We also recommend replacing metal or plastic casters with soft rubber ones. Most casters that come on office chairs or other furniture are made of nylon, which don't actually roll. They slide across the floor, which scratches and mars the finish.


Place mats and rugs in high traffic areas.

Shoes track in dirt and grit that can scratch hardwood floors and dull their finish. At least place mats around entry areas, where you can scrape dirt and grime off your shoes before you walk on the floor. Area rugs in other high traffic areas also help prevent accelerated wear and tear. Do not use rubber backed mats or rugs. Over time they can discolor hardwood floors. (The rubber casters mentioned are very small and do not remain stationary, so they won't cause discoloration.)

Take off the high heels, ladies!

I love a good stiletto. They're awful for your back, hurt your feet, and are a risky proposition for anyone even remotely clumsy. But nothing else makes legs look as good as they do in a 4-inch heel. Especially if you're all of 5 feet tall like yours truly.

Unfortunately, high heels are bad news for your floors as well as your body. They are the number one cause of dents in hardwood floors, because high heels, especially stilettos, transmit a large amount of pressure in a very small area. In fact, a 100 pound woman in high heels exerts more pressure per square inch than a 6,000 pound elephant standing on all fours. Need I say more?

Photo: Southern Oaks Flooring, Nashville, TN

Clip your pets' nails or take them to the salon to get acrylic ones.

Ok, so the last part of this tip could be a little confusing. If you can't clip your pet's nails, like we suggest in this blog post on pet-friendly flooring, there is an alternative.

A company called Soft Paws makes nail caps for cats and dogs that protect doors, walls, furniture, and hardwood flooring. They're safe, humane, and painless; despite all this, your cat will probably still hate you for making them wear acrylic nails. But if you can't dress up your pets in ridiculous outfits and outlandishly colored nails, what are they there for?

Also, we have no connection with Soft Paws.
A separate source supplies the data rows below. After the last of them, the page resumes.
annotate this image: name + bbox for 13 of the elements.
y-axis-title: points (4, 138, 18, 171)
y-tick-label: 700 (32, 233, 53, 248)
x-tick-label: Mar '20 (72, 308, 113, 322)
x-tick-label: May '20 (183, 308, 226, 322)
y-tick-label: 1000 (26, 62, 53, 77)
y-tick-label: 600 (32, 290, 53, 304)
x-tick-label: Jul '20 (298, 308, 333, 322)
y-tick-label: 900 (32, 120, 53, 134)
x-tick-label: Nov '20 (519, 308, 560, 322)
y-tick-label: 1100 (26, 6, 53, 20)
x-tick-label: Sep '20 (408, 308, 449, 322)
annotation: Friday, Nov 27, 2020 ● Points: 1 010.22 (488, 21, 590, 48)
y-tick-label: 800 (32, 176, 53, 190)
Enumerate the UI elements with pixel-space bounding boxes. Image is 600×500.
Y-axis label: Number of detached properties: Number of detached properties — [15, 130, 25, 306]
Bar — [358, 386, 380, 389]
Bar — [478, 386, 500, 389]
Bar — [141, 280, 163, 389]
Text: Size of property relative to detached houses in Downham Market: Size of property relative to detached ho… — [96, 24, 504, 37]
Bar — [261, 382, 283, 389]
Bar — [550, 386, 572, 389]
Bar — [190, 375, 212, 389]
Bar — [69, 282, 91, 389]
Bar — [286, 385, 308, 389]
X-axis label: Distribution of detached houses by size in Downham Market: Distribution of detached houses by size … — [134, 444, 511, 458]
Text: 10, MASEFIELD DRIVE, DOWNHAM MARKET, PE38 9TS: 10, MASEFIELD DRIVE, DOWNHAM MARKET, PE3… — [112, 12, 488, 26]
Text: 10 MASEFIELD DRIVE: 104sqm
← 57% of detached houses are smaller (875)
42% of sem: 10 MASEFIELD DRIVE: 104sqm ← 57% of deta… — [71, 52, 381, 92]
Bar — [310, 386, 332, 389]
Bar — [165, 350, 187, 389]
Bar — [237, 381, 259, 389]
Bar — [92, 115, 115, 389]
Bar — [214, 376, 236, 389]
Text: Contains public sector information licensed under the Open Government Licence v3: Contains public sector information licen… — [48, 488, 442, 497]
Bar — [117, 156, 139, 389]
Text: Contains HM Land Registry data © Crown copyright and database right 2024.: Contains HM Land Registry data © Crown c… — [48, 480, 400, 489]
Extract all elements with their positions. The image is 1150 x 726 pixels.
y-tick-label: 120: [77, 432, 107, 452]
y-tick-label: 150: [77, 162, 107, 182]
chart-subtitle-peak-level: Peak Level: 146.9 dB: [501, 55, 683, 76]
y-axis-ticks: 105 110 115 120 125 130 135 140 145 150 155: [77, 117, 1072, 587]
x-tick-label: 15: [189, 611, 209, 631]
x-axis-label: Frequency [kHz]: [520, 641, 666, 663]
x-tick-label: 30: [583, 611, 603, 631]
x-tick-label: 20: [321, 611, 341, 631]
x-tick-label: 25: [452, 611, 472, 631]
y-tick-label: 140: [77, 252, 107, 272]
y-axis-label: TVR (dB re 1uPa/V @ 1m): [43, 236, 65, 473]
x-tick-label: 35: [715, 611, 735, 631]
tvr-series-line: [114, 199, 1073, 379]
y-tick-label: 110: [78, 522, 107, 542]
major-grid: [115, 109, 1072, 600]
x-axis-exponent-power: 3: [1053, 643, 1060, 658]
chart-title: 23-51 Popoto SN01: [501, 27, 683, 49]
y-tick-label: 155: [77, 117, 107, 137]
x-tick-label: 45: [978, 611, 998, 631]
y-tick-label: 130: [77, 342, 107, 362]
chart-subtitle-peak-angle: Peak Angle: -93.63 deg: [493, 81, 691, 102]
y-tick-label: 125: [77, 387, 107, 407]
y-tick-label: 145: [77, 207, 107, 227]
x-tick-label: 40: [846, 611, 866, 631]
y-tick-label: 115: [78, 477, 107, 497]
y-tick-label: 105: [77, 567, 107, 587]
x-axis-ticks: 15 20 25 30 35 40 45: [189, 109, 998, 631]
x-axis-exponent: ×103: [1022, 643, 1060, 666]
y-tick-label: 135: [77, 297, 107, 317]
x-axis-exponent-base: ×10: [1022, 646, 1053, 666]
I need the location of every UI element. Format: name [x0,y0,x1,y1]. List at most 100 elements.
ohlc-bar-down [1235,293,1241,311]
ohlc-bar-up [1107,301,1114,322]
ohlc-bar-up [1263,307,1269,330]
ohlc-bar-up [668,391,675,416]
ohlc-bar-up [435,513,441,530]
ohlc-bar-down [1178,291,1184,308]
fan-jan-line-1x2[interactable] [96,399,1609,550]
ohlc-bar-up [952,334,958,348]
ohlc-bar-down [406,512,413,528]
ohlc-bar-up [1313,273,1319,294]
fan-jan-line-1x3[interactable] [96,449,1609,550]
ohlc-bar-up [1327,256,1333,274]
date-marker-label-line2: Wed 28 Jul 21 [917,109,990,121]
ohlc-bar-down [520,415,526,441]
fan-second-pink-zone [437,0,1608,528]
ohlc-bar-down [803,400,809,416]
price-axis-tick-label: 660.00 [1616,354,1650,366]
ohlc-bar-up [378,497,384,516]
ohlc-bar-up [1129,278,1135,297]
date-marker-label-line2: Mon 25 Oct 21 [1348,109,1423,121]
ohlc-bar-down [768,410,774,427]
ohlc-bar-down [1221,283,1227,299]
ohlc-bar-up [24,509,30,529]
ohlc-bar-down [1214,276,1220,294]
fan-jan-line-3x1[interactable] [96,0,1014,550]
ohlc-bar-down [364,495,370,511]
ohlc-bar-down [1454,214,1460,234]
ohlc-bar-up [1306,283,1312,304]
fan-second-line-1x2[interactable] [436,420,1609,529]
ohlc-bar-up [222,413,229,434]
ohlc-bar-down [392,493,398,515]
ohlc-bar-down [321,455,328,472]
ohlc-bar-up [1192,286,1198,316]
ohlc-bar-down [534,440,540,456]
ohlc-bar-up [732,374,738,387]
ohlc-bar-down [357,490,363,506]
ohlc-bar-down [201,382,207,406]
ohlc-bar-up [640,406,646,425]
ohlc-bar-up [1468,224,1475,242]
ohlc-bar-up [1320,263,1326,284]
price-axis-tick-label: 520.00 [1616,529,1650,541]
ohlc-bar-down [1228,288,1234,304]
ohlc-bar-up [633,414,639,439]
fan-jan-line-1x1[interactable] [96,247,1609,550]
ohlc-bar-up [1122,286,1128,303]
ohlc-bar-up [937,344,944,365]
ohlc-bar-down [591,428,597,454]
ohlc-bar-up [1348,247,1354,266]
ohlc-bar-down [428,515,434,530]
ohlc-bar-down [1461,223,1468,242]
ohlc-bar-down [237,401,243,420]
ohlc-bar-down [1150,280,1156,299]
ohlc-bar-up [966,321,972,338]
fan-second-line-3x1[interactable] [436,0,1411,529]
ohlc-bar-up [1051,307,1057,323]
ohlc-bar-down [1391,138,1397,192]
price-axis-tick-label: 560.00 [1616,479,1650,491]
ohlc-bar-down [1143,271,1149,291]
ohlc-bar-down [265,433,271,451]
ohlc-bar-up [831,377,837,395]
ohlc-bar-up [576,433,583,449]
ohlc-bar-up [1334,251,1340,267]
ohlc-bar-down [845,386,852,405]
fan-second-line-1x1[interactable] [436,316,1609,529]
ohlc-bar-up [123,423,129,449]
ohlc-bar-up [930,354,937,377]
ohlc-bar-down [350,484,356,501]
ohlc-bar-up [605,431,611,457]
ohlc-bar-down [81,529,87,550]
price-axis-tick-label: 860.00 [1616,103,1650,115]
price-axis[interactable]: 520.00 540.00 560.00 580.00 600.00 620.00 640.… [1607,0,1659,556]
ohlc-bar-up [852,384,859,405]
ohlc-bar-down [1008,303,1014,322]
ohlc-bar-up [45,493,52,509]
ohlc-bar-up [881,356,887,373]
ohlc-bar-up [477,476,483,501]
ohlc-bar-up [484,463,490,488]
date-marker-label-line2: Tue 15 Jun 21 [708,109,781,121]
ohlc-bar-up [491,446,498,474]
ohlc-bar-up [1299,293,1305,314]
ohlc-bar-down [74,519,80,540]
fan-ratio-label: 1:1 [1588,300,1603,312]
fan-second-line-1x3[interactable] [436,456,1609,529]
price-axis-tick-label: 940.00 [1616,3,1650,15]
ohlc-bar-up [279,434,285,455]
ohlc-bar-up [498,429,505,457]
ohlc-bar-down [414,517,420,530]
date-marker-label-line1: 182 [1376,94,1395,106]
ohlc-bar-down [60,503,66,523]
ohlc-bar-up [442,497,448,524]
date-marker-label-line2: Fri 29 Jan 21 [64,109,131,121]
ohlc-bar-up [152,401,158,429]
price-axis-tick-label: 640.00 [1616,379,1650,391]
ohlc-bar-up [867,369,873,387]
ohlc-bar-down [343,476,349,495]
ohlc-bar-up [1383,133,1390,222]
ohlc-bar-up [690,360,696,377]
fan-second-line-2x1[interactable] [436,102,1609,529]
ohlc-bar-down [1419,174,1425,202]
I'm sure there are plenty of other products that promise to protect hardwood floors from pets. But do they come in colors called Pink Passion and Hot Topic? That is the question.

The last maintenance tip is to just use common sense. If a high heel or dog's paw can damage hardwood floors, you can imagine what heavier and sharper objects can do. Remember: an ounce of prevention is worth a pound of cure! (And an ounce of pretention is worth a pound of manure, Steel Magnolia fans.)

Now that you know preventative measures, let's move on to cleaning hardwood floors.

First and foremost, follow the manufacturer's instructions.

Every box of flooring (or finish, if you're starting with untreated wood) comes with specific cleaning instructions issued directly by the manufacturer. The best advice we have is to follow those instructions! If you long ago discarded that information, don't worry. The vast majority of hardwood flooring requires the same basic care.